With her help, we first worked with the school and his psychologist to address his issues without medication, and it was only after we got to the spring of second grade and saw the same types of major issues that I agreed to consider a medication trial. By this time, we had also had a full evaluation done (for the first time since he was 5) and were given independent recommendations regarding medication from that source as well.
At that point, it was May 2011, and here’s part of what I wrote about the whole idea:
Considering medication is a big step for me. It is scary to consider possible side effects, both short term and longer term that may yet be unkown, plus I keep wondering if there’s something else we could do that would help.
I have even considered moving him to a more restrictive environment at school for part of the day. Although that may be helpful or necessary at some point, we do see the mood swings no matter what environment he is in, even when he is completely in control of what he is doing.
After discussing the specific issues that Michael was facing and the pros and cons regarding medication for each of them, we decided to do a trial of Risperdal for his mood instability, with a follow-up two weeks after starting the lowest dose. We also did not tell anyone at the school except for the nurse about the trial, so that we could get some objective feedback on how he was doing.
Surprisingly, we saw an improvement not only in his mood, but also with his ability to organize his thoughts. Here were some of my comments at the time:
After two weeks, we have not seen any negative reaction to the meds, and we have seen some positive things that cause us to be cautiously optimistic about it.
He has been more communicative with us, sharing stories about what happened in school and expressing concern for his dad’s feelings. He also came up with a plan to do chores to earn money for a video game that he wants!
Things continued to improve as we reached the halfway point of the summer months:
He has been on .2 mg of risperidone since mid-May, and we have continued to see a huge improvement in his mood, as well as more flexibility and organized thinking.
During his two weeks at the babysitter’s he only had 2 or 3 outbursts, and only one of those included aggression. And he has only had 3 aggressive incidents during the first four weeks of his summer program. This is a huge improvement over how school was going and is even better than he did last year at the same sitter and program.
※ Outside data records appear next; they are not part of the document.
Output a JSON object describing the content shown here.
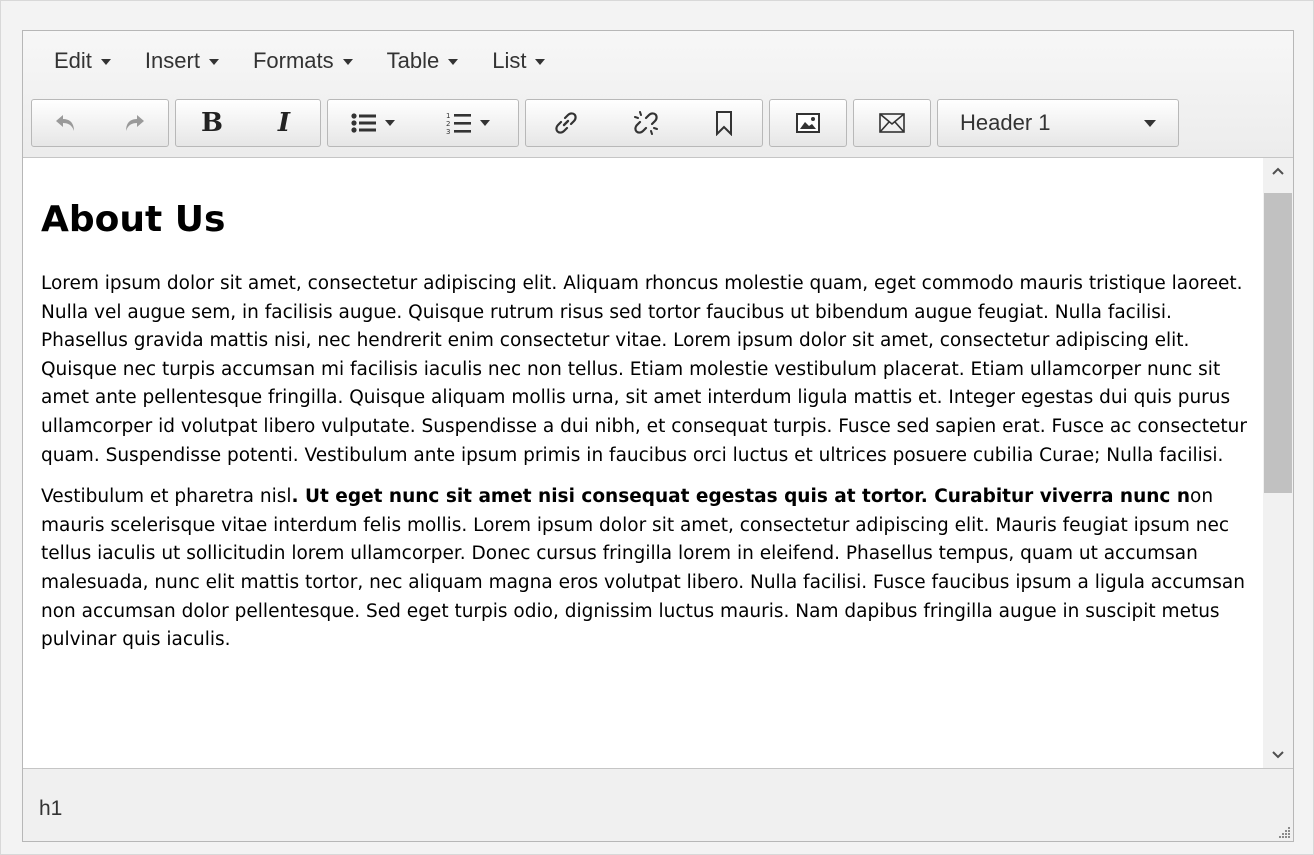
{
  "menubar": {
    "items": [
      "Edit",
      "Insert",
      "Formats",
      "Table",
      "List"
    ]
  },
  "toolbar": {
    "buttons": [
      "undo-icon",
      "redo-icon",
      "bold-icon",
      "italic-icon",
      "bullet-list-icon",
      "numbered-list-icon",
      "link-icon",
      "unlink-icon",
      "bookmark-icon",
      "image-icon",
      "email-icon"
    ],
    "bold_label": "B",
    "italic_label": "I",
    "format_select": "Header 1"
  },
  "content": {
    "heading": "About Us",
    "paragraph1": "Lorem ipsum dolor sit amet, consectetur adipiscing elit. Aliquam rhoncus molestie quam, eget commodo mauris tristique laoreet. Nulla vel augue sem, in facilisis augue. Quisque rutrum risus sed tortor faucibus ut bibendum augue feugiat. Nulla facilisi. Phasellus gravida mattis nisi, nec hendrerit enim consectetur vitae. Lorem ipsum dolor sit amet, consectetur adipiscing elit. Quisque nec turpis accumsan mi facilisis iaculis nec non tellus. Etiam molestie vestibulum placerat. Etiam ullamcorper nunc sit amet ante pellentesque fringilla. Quisque aliquam mollis urna, sit amet interdum ligula mattis et. Integer egestas dui quis purus ullamcorper id volutpat libero vulputate. Suspendisse a dui nibh, et consequat turpis. Fusce sed sapien erat. Fusce ac consectetur quam. Suspendisse potenti. Vestibulum ante ipsum primis in faucibus orci luctus et ultrices posuere cubilia Curae; Nulla facilisi.",
    "paragraph2_start": "Vestibulum et pharetra nisl",
    "paragraph2_bold": ". Ut eget nunc sit amet nisi consequat egestas quis at tortor. Curabitur viverra nunc n",
    "paragraph2_rest": "on mauris scelerisque vitae interdum felis mollis. Lorem ipsum dolor sit amet, consectetur adipiscing elit. Mauris feugiat ipsum nec tellus iaculis ut sollicitudin lorem ullamcorper. Donec cursus fringilla lorem in eleifend. Phasellus tempus, quam ut accumsan malesuada, nunc elit mattis tortor, nec aliquam magna eros volutpat libero. Nulla facilisi. Fusce faucibus ipsum a ligula accumsan non accumsan dolor pellentesque. Sed eget turpis odio, dignissim luctus mauris. Nam dapibus fringilla augue in suscipit metus pulvinar quis iaculis."
  },
  "statusbar": {
    "path": "h1"
  }
}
Going back to school was the biggest test, and even that has gone remarkably well. Michael has met his goal with regard to timeouts at school both months so far, even with his full-time aide leaving to take another job and the agency/school scrambling to cover even a few of the hours.
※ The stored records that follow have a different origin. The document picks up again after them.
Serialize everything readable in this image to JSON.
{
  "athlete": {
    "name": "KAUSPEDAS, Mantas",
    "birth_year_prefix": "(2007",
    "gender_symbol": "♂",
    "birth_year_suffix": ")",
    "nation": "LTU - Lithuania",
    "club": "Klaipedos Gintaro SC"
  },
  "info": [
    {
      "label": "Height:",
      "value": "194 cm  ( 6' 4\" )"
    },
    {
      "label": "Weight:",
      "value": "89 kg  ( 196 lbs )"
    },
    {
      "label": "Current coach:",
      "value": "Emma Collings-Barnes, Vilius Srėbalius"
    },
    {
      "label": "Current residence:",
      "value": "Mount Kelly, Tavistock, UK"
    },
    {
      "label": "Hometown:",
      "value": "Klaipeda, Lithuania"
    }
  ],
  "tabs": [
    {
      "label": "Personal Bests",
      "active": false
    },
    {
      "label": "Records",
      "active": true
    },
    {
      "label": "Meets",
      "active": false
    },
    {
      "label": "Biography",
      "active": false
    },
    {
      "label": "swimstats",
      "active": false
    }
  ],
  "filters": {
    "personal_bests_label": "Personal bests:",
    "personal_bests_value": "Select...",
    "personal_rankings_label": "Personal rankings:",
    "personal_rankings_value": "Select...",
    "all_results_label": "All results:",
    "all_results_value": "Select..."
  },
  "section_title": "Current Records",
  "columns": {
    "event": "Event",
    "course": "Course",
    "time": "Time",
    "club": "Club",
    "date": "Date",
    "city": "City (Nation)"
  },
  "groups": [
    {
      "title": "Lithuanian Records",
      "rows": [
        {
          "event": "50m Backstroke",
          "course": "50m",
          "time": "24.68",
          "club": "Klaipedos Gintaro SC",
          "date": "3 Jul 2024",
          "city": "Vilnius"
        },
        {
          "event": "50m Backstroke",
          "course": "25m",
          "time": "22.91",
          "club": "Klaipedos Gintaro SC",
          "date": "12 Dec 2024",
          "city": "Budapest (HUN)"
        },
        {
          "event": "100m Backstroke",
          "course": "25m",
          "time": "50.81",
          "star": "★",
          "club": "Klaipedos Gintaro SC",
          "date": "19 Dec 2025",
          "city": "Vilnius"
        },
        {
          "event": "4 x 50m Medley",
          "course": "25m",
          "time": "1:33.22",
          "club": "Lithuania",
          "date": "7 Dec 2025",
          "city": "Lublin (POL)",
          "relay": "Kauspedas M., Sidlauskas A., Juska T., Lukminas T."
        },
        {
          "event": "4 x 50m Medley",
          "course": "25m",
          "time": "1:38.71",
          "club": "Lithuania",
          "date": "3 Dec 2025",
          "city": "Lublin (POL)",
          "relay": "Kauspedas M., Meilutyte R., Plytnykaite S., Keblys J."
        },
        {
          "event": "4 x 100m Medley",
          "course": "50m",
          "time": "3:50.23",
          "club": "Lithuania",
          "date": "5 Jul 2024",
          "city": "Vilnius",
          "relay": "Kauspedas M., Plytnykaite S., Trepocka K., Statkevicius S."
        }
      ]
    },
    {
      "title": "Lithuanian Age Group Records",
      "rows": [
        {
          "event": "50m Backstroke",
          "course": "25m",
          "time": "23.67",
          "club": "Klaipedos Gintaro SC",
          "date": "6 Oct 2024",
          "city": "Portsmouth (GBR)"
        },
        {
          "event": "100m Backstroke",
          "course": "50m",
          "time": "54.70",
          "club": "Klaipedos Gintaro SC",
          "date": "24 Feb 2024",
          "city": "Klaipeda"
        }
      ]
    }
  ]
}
Because he responded so well to the smaller dose, we did not increase it at all and he is continuing at that level even now. As long as it continues to work well and there are no adverse indications from the twice yearly blood tests, we plan to keep giving it to him for at least a year before deciding on the next steps.
My best advice if you are considering the use of a psychiatric medication for your child is to find a qualified professional with strong knowledge and experience in this area, clearly identify the major issues you are dealing with and implement any non-medication related suggestions that may resolve them first.
If you do decide on a medication trial, have a clear time frame and know the criteria you will be using to evaluate the outcome and make the decision regarding ending it, continuing it or changing it in some way. And remember this is not a once and done decision, but an ongoing question to be answered as many times as necessary based on your child’s best interests.
Note: This post was written for the S-O-S Best of the Best, Edition 12: Medications and Their Use with Special Needs Kids, which will be published on November 15th.